We forget, in our blinking digital age, staring at LCD images of water and sky
what light is supposed to look like-
forget the way it slants through branches in the early morning,
illuminates each fold and undulation of the mountains at dusk,
the infinite varieties of purple it paints on the underside of an evening thunderhead
or the way it glitters off restless water like God tossing a thousand flashing coins down to earth.
It's impossible to know what dawn really means until you stand above everything else
so there's nothing but you and the sky and the edge of the world
and watch the sun come up, and wonder how it is
you ever slept through such ear-splitting beauty.

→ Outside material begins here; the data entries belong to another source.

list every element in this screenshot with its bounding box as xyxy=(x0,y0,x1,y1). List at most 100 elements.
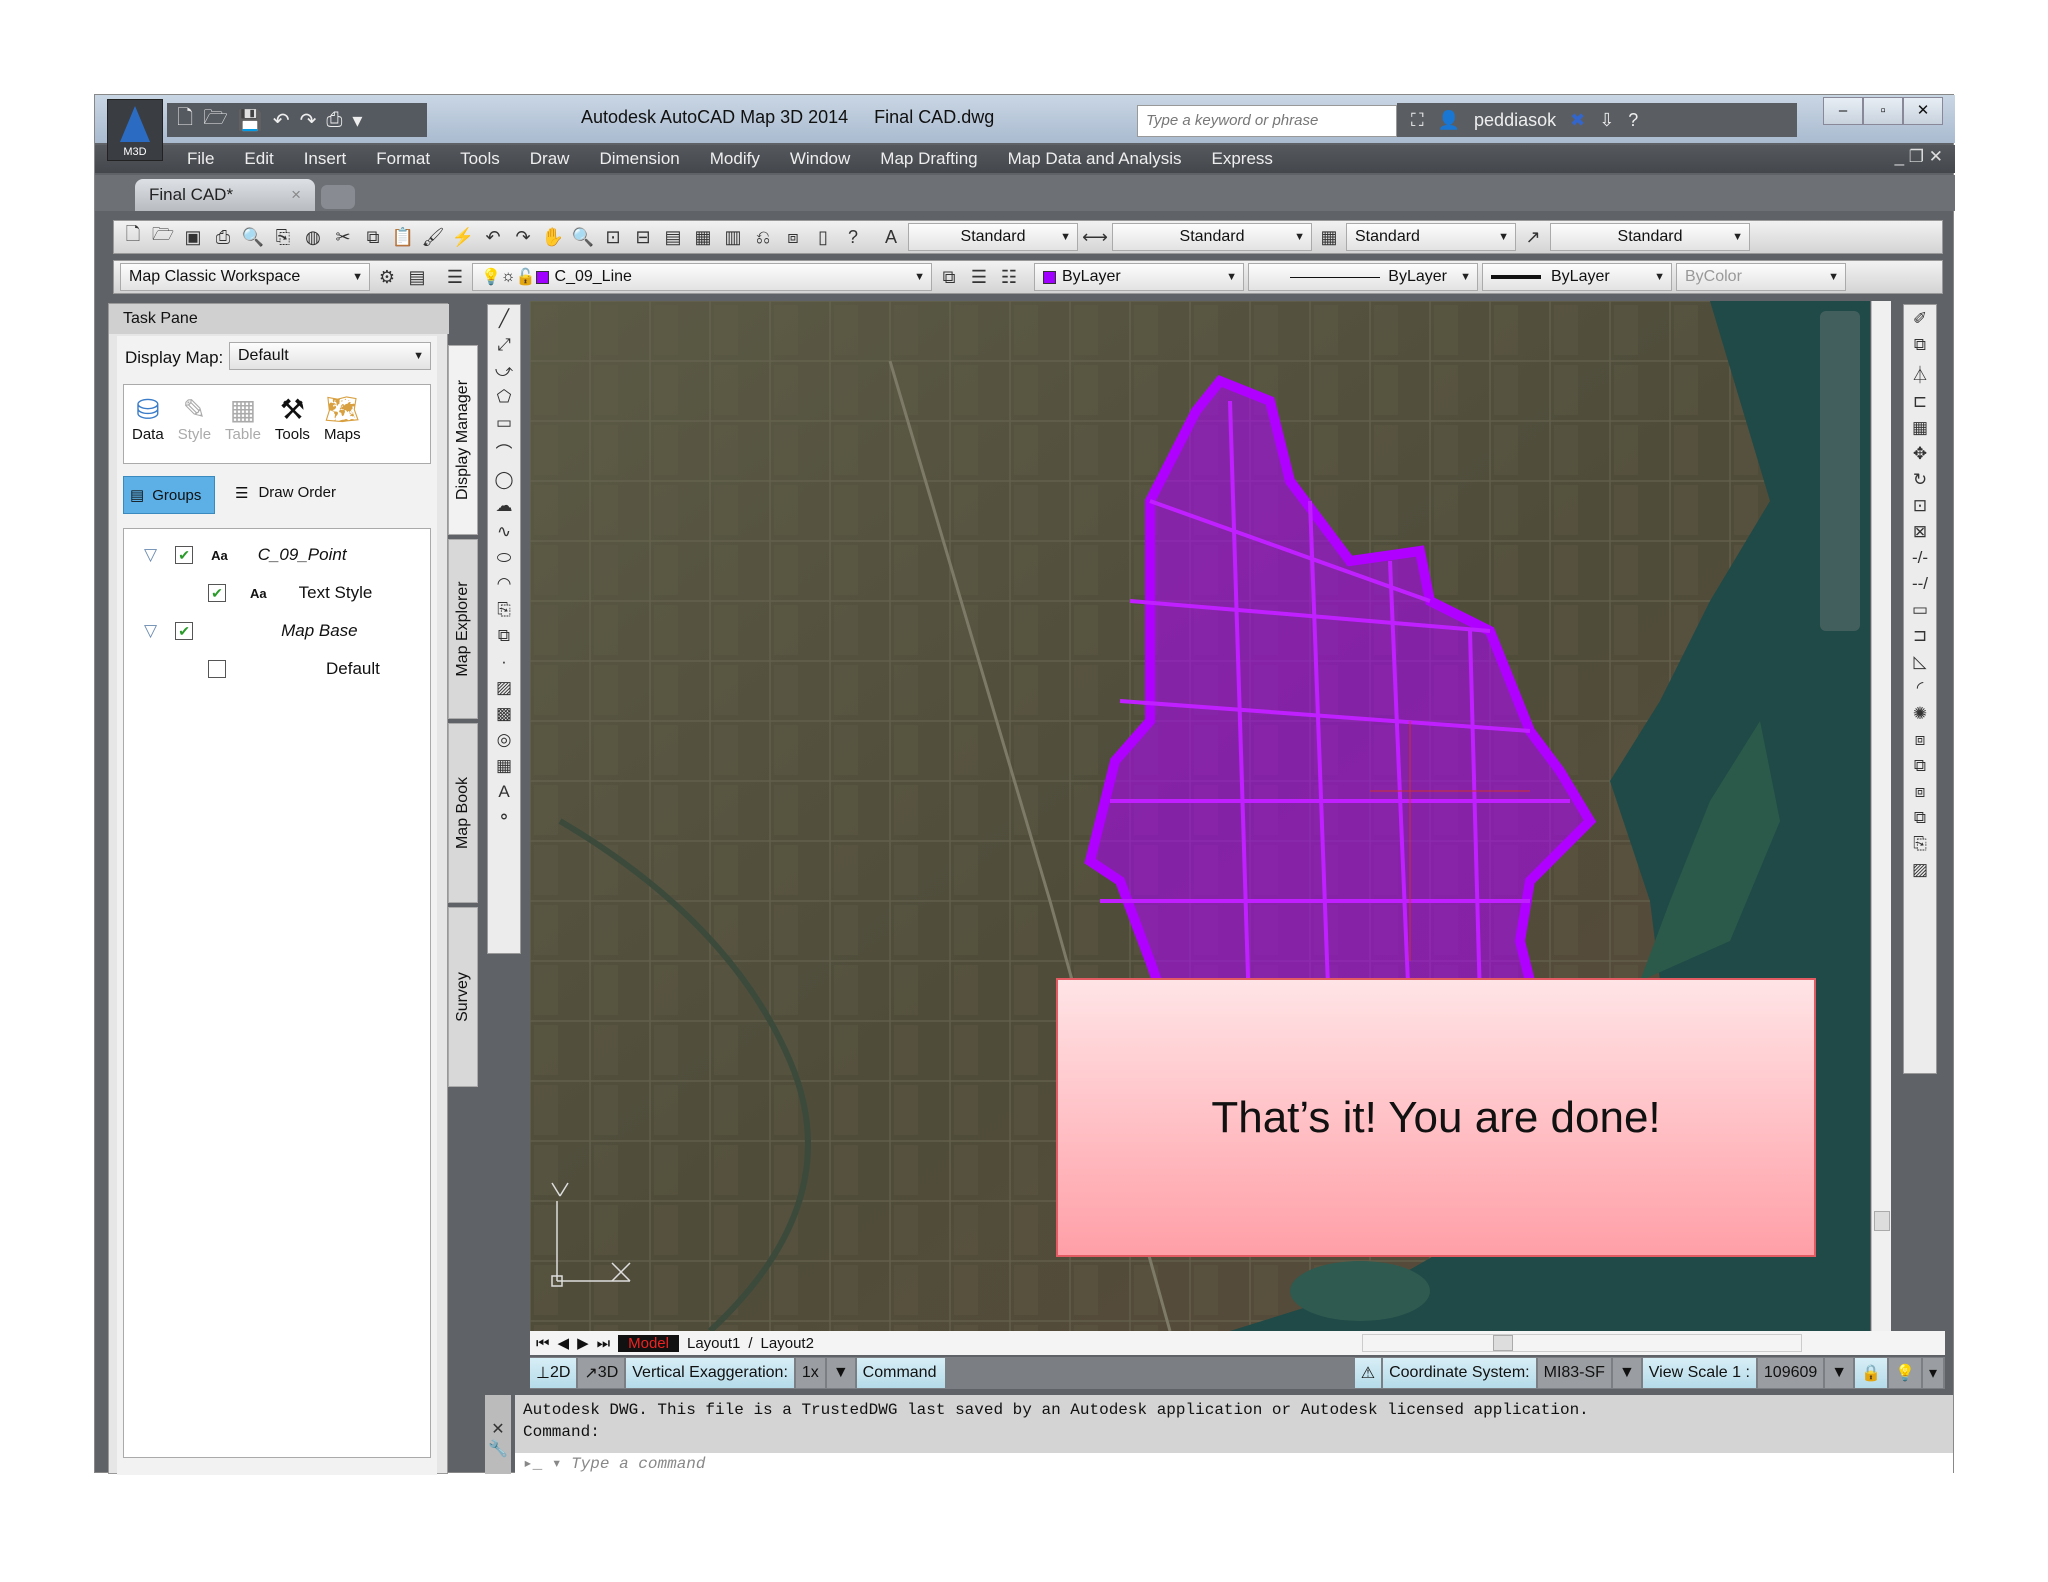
layer-properties-icon[interactable]: ▤ xyxy=(404,264,430,290)
move-icon[interactable]: ✥ xyxy=(1913,444,1927,464)
prev-tab-icon[interactable]: ◀ xyxy=(558,1334,570,1352)
view-scale-dropdown[interactable]: ▼ xyxy=(1825,1358,1854,1388)
zoom-realtime-icon[interactable]: 🔍 xyxy=(570,224,596,250)
menu-map-data-analysis[interactable]: Map Data and Analysis xyxy=(1008,149,1182,169)
join-icon[interactable]: ⊐ xyxy=(1913,626,1927,646)
style-button[interactable]: ✎ Style xyxy=(178,393,211,455)
lineweight-dropdown[interactable]: ByLayer xyxy=(1482,263,1672,291)
app-store-icon[interactable]: ⇩ xyxy=(1599,110,1614,131)
vertical-exaggeration-value[interactable]: 1x xyxy=(795,1358,825,1388)
sheet-set-icon[interactable]: ⎌ xyxy=(750,224,776,250)
table-icon[interactable]: ▦ xyxy=(496,756,512,776)
menu-insert[interactable]: Insert xyxy=(304,149,347,169)
make-block-icon[interactable]: ⧉ xyxy=(498,626,510,646)
warning-icon[interactable]: ⚠ xyxy=(1354,1358,1382,1388)
2d-button[interactable]: ⊥ 2D xyxy=(530,1358,577,1388)
erase-icon[interactable]: ✐ xyxy=(1913,309,1927,329)
publish-icon[interactable]: ⎘ xyxy=(270,224,296,250)
multileader-style-dropdown[interactable]: Standard xyxy=(1550,223,1750,251)
minimize-button[interactable]: – xyxy=(1823,97,1863,125)
view-scale-value[interactable]: 109609 xyxy=(1757,1358,1824,1388)
point-icon[interactable]: · xyxy=(501,652,507,672)
new-tab-button[interactable] xyxy=(321,185,355,209)
undo-icon[interactable]: ↶ xyxy=(273,108,290,133)
pan-icon[interactable]: ✋ xyxy=(540,224,566,250)
calculator-icon[interactable]: ▯ xyxy=(810,224,836,250)
revcloud-icon[interactable]: ☁ xyxy=(496,496,513,516)
status-menu-icon[interactable]: ▾ xyxy=(1922,1358,1943,1388)
redo-icon[interactable]: ↷ xyxy=(300,108,317,133)
exchange-icon[interactable]: ✖ xyxy=(1570,110,1585,131)
binoculars-icon[interactable]: ⛶ xyxy=(1411,110,1424,131)
properties-icon[interactable]: ▤ xyxy=(660,224,686,250)
hatch-icon[interactable]: ▨ xyxy=(496,678,512,698)
tab-map-book[interactable]: Map Book xyxy=(448,723,478,903)
gradient-icon[interactable]: ▩ xyxy=(496,704,512,724)
navigation-bar[interactable] xyxy=(1820,311,1860,631)
rotate-icon[interactable]: ↻ xyxy=(1913,470,1927,490)
arc-icon[interactable]: ⌒ xyxy=(496,439,513,464)
scale-icon[interactable]: ⊡ xyxy=(1913,496,1927,516)
task-pane-title[interactable]: Task Pane xyxy=(109,304,449,334)
copy-icon[interactable]: ⧉ xyxy=(1914,335,1926,355)
vertical-exaggeration-dropdown[interactable]: ▼ xyxy=(826,1358,855,1388)
user-name[interactable]: peddiasok xyxy=(1474,110,1556,131)
expand-icon[interactable]: ▽ xyxy=(144,621,157,641)
tab-map-explorer[interactable]: Map Explorer xyxy=(448,539,478,719)
tab-layout1[interactable]: Layout1 xyxy=(687,1335,740,1352)
redo-icon[interactable]: ↷ xyxy=(510,224,536,250)
ellipse-arc-icon[interactable]: ◠ xyxy=(497,574,512,594)
close-icon[interactable]: ✕ xyxy=(485,1419,511,1439)
menu-window[interactable]: Window xyxy=(790,149,850,169)
vertical-scrollbar[interactable] xyxy=(1871,301,1891,1331)
tree-item[interactable]: ▽ ✔ Aa C_09_Point xyxy=(144,545,347,565)
command-input[interactable]: ▸_ ▾ Type a command xyxy=(515,1453,1953,1474)
text-front-icon[interactable]: ⎘ xyxy=(1913,834,1927,854)
draworder-above-icon[interactable]: ⧈ xyxy=(1915,782,1926,802)
checkbox-c09-point[interactable]: ✔ xyxy=(175,546,194,564)
paste-icon[interactable]: 📋 xyxy=(390,224,416,250)
mtext-icon[interactable]: A xyxy=(498,782,509,802)
menu-tools[interactable]: Tools xyxy=(460,149,500,169)
workspace-settings-icon[interactable]: ⚙ xyxy=(374,264,400,290)
tree-item[interactable]: ✔ Aa Text Style xyxy=(208,583,372,603)
chamfer-icon[interactable]: ◺ xyxy=(1913,652,1926,672)
menu-format[interactable]: Format xyxy=(376,149,430,169)
dimension-style-icon[interactable]: ⟷ xyxy=(1082,224,1108,250)
mirror-icon[interactable]: ⏃ xyxy=(1912,361,1929,386)
polyline-icon[interactable]: ⤻ xyxy=(495,361,513,381)
open-icon[interactable]: 🗁 xyxy=(150,224,176,250)
plot-icon[interactable]: ⎙ xyxy=(210,224,236,250)
display-map-dropdown[interactable]: Default xyxy=(229,342,431,370)
dimension-style-dropdown[interactable]: Standard xyxy=(1112,223,1312,251)
application-menu-button[interactable]: M3D xyxy=(107,99,163,161)
new-icon[interactable]: 🗋 xyxy=(120,224,146,250)
draworder-under-icon[interactable]: ⧉ xyxy=(1914,808,1926,828)
layer-manager-icon[interactable]: ☰ xyxy=(442,264,468,290)
rectangle-icon[interactable]: ▭ xyxy=(496,413,512,433)
plotstyle-dropdown[interactable]: ByColor xyxy=(1676,263,1846,291)
region-icon[interactable]: ◎ xyxy=(497,730,512,750)
command-line-handle[interactable]: ✕ 🔧 xyxy=(485,1395,511,1474)
draworder-back-icon[interactable]: ⧉ xyxy=(1914,756,1926,776)
tool-palettes-icon[interactable]: ▥ xyxy=(720,224,746,250)
match-properties-icon[interactable]: 🖌 xyxy=(420,224,446,250)
menu-file[interactable]: File xyxy=(187,149,214,169)
menu-dimension[interactable]: Dimension xyxy=(599,149,679,169)
tab-model[interactable]: Model xyxy=(618,1334,679,1352)
menu-draw[interactable]: Draw xyxy=(530,149,570,169)
checkbox-text-style[interactable]: ✔ xyxy=(208,584,226,602)
tools-button[interactable]: ⚒ Tools xyxy=(275,393,310,455)
tree-item[interactable]: Default xyxy=(208,659,380,679)
coordinate-system-dropdown[interactable]: ▼ xyxy=(1612,1358,1641,1388)
close-button[interactable]: ✕ xyxy=(1903,97,1943,125)
preview-icon[interactable]: 🔍 xyxy=(240,224,266,250)
lock-icon[interactable]: 🔒 xyxy=(1855,1358,1888,1388)
multileader-style-icon[interactable]: ↗ xyxy=(1520,224,1546,250)
draw-order-button[interactable]: ☰ Draw Order xyxy=(235,484,336,502)
tab-final-cad[interactable]: Final CAD* × xyxy=(135,179,315,211)
layer-states-icon[interactable]: ☷ xyxy=(996,264,1022,290)
checkbox-default[interactable] xyxy=(208,660,226,678)
insert-block-icon[interactable]: ⎘ xyxy=(497,600,511,620)
maximize-button[interactable]: ▫ xyxy=(1863,97,1903,125)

It's impossible to know how many colors there are until you stand on the mountain
and watch a thousand of them thicken and drip and fold in on themselves
as the sun goes down.
It's easy to forget you even have a heart
until the perfection of a single drop of water
tears yours from your body and offers it, laughing, to the four winds.
The gift of the mountain is a new understanding of these old things,
a re-acquaintance with the primal force of your own pulse,
a remembering what life is supposed to be.
Because it's esy to think that mankind is the master of our universe
after all we go Roving on Mars, baby!
but we are masters of our own little stinking caves, nothing more.
It's easy to forget, from the bowels of cities where the lights never go out
and the sky is a pale, silent thing
what the universe really feels like-
what it means to throw your head back and hear the roar
of a carpet of stars and galaxies both black and bright,
so massive it could crush you,
so vast you could just spread your arms and float away.